LockFreeQueue

Usage

use LockFreeQueue;

or

import LockFreeQueue;

A lock-free queue using the Michael and Scott algorithm.

Warning

This module relies on the AtomicObjects package module, which has several platform restrictions in its current state:

• It relies on Chapel extern code blocks and so requires that the Chapel compiler is built with LLVM enabled.

• The implementation relies on using either GCC style inline assembly (for x86-64) or a GCC/clang builtin, and so is restricted to a CHPL_TARGET_COMPILER value of gnu, clang, or llvm.

• The implementation does not work with CHPL_ATOMICS=locks.

An implementation of the Michael & Scott [1], a lock-free queue. Concurrent safe memory reclamation is handled by an internal EpochManager. Usage of the queue can be seen below.

var lfq = new LockFreeQueue(int);
forall i in 1..N do lfq.enqueue(i);
var total : int;
coforall tid in 1..here.maxTaskPar with (+ reduce total) {
  var (hasElt, elt) = lfq.dequeue();
  while hasElt {
    total += elt;
    (hasElt, elt) = lfq.dequeue();
  }
}

As an optimization, the user can register to receive a TokenWrapper, and pass this to the stack. This can provide significant improvement in performance by up to an order of magnitude by avoiding the overhead of registering and unregistering for each operation.

var lfq = new LockFreeQueue(int);
forall i in 1..N with (var tok = lfq.getToken()) do lfq.enqueue(i,tok);
var total : int;
coforall tid in 1..here.maxTaskPar with (+ reduce total) {
  var tok = lfq.getToken();
  var (hasElt, elt) = lfq.dequeue(tok);
  while hasElt {
    total += elt;
    (hasElt, elt) = lfq.dequeue(tok);
  }
}

Lastly, to safely reclaim memory, the user must explicitly invoke tryReclaim, or else there will be a memory leak. This must be explicitly invoked so that the user may tune how often reclamation will be attempted. Reclamation is concurrent-safe, but if called too frequently, it can add unnecessary overhead. A complete example of what would be considered ‘optimal’ usage of this lock-free stack.
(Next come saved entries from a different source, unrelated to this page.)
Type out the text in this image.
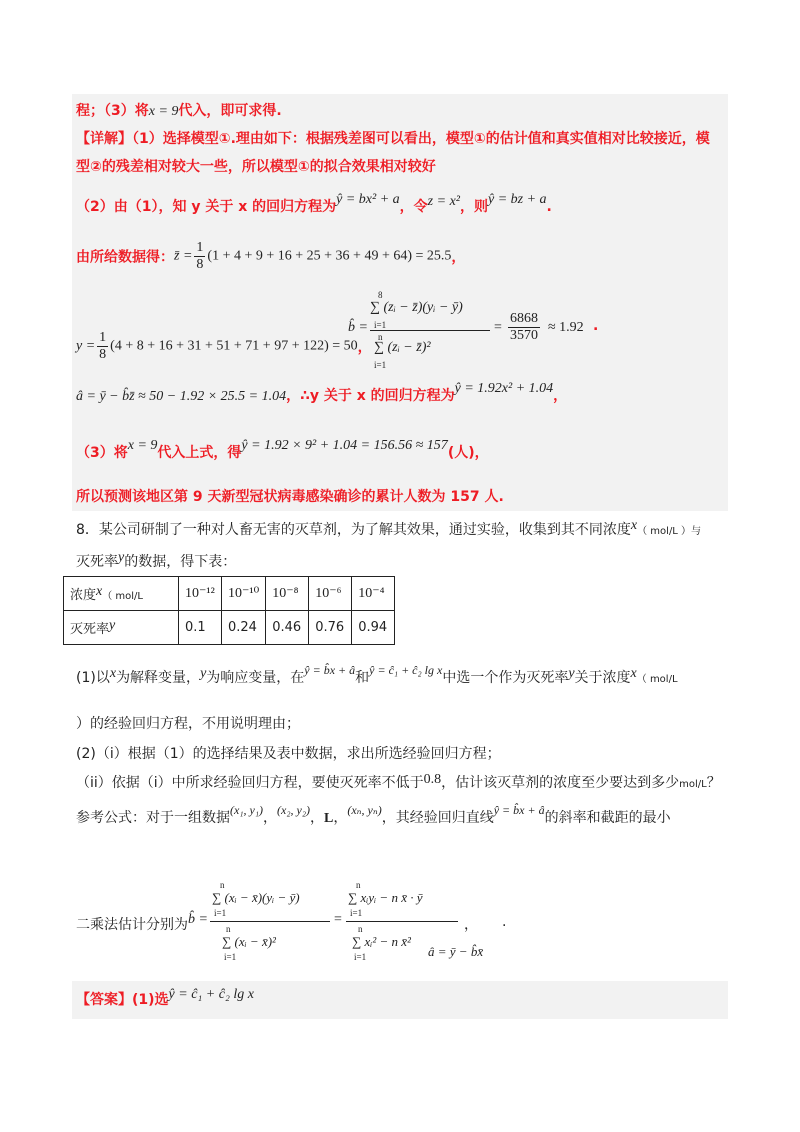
程；（3）将x = 9代入，即可求得.
【详解】（1）选择模型①.理由如下：根据残差图可以看出，模型①的估计值和真实值相对比较接近，模
型②的残差相对较大一些，所以模型①的拟合效果相对较好
（2）由（1），知 y 关于 x 的回归方程为ŷ = bx² + a，令z = x²，则ŷ = bz + a.
由所给数据得：z̄ = $\frac{1}{8} (1 + 4 + 9 + 16 + 25 + 36 + 49 + 64) = 25.5$，
$y = \frac{1}{8} (4 + 8 + 16 + 31 + 51 + 71 + 97 + 122) = 50$，
b̂ =
8
∑ (zᵢ − z̄)(yᵢ − ȳ)
i=1
n
∑ (zᵢ − z̄)²
i=1
= $\frac{6868}{3570} \approx 1.92$ .
â = ȳ − b̂z̄ ≈ 50 − 1.92 × 25.5 = 1.04，∴y 关于 x 的回归方程为ŷ = 1.92x² + 1.04，
（3）将x = 9代入上式，得ŷ = 1.92 × 9² + 1.04 = 156.56 ≈ 157(人)，
所以预测该地区第 9 天新型冠状病毒感染确诊的累计人数为 157 人.
8．某公司研制了一种对人畜无害的灭草剂，为了解其效果，通过实验，收集到其不同浓度x（ mol/L ）与
灭死率y的数据，得下表：
浓度x（ mol/L	10⁻¹²	10⁻¹⁰	10⁻⁸	10⁻⁶	10⁻⁴
灭死率y	0.1	0.24	0.46	0.76	0.94
(1)以x为解释变量，y为响应变量，在ŷ = b̂x + â和ŷ = ĉ₁ + ĉ₂ lg x中选一个作为灭死率y关于浓度x（ mol/L
）的经验回归方程，不用说明理由；
(2)（i）根据（1）的选择结果及表中数据，求出所选经验回归方程；
（ii）依据（i）中所求经验回归方程，要使灭死率不低于0.8，估计该灭草剂的浓度至少要达到多少mol/L？
参考公式：对于一组数据(x₁, y₁)，(x₂, y₂)，L，(xₙ, yₙ)，其经验回归直线ŷ = b̂x + â的斜率和截距的最小
二乘法估计分别为 b̂ =
n
∑ (xᵢ − x̄)(yᵢ − ȳ)
i=1
n
∑ (xᵢ − x̄)²
i=1
=
n
∑ xᵢyᵢ − n x̄ · ȳ
i=1
n
∑ xᵢ² − n x̄²
i=1
，
â = ȳ − b̂x̄
.
【答案】(1)选ŷ = ĉ₁ + ĉ₂ lg x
var lfq = new LockFreeQueue(int);
forall i in 1..N with (var tok = lfq.getToken()) do lfq.push(i,tok);
var total : int;
coforall tid in 1..here.maxTaskPar with (+ reduce total) {
  var tok = lfq.getToken();
  var (hasElt, elt) = lfq.dequeue(tok);
  var n : int;
  while hasElt {
    total += elt;
    (hasElt, elt) = lfq.dequeue(tok);
    n += 1;
    if n % GC_THRESHOLD == 0 then lfq.tryReclaim();
  }
}

Also provided, is a utility method for draining the stack of all elements, called drain. This iterator will implicitly call tryReclaim at the end and will optimally create one token per task.

var lfq = new LockFreeQueue(int);
forall i in 1..N with (var tok = lfq.getToken()) do lfq.enqueue(i,tok);
var total = + reduce lfq.drain();

[1]

Michael, Maged M., and Michael L. Scott. Simple, Fast, and Practical Non-Blocking and Blocking Concurrent Queue Algorithms. No. TR-600. ROCHESTER UNIV NY DEPT OF COMPUTER SCIENCE, 1995.

class Node

type eltType

var val : toNilableIfClassType(eltType)

var next : AtomicObject(unmanaged Node(eltType)?, hasGlobalSupport = true, hasABASupport = false)

proc init(val: ?eltType)

proc init(type eltType)

class LockFreeQueue

type objType

var _head : AtomicObject(unmanaged Node(objType), hasGlobalSupport = true, hasABASupport = false)

var _tail : AtomicObject(unmanaged Node(objType), hasGlobalSupport = true, hasABASupport = false)

var _manager = new owned LocalEpochManager()

proc objTypeOpt type

proc init(type objType)

proc getToken() : owned TokenWrapper

proc enqueue(newObj: objType, tok: owned TokenWrapper = getToken())

proc dequeue(tok: owned TokenWrapper = getToken()) : (bool, objTypeOpt)

iter drain() : objTypeOpt

iter drain(param tag: iterKind) : objTypeOpt  where tag == iterKind.standalone

proc tryReclaim()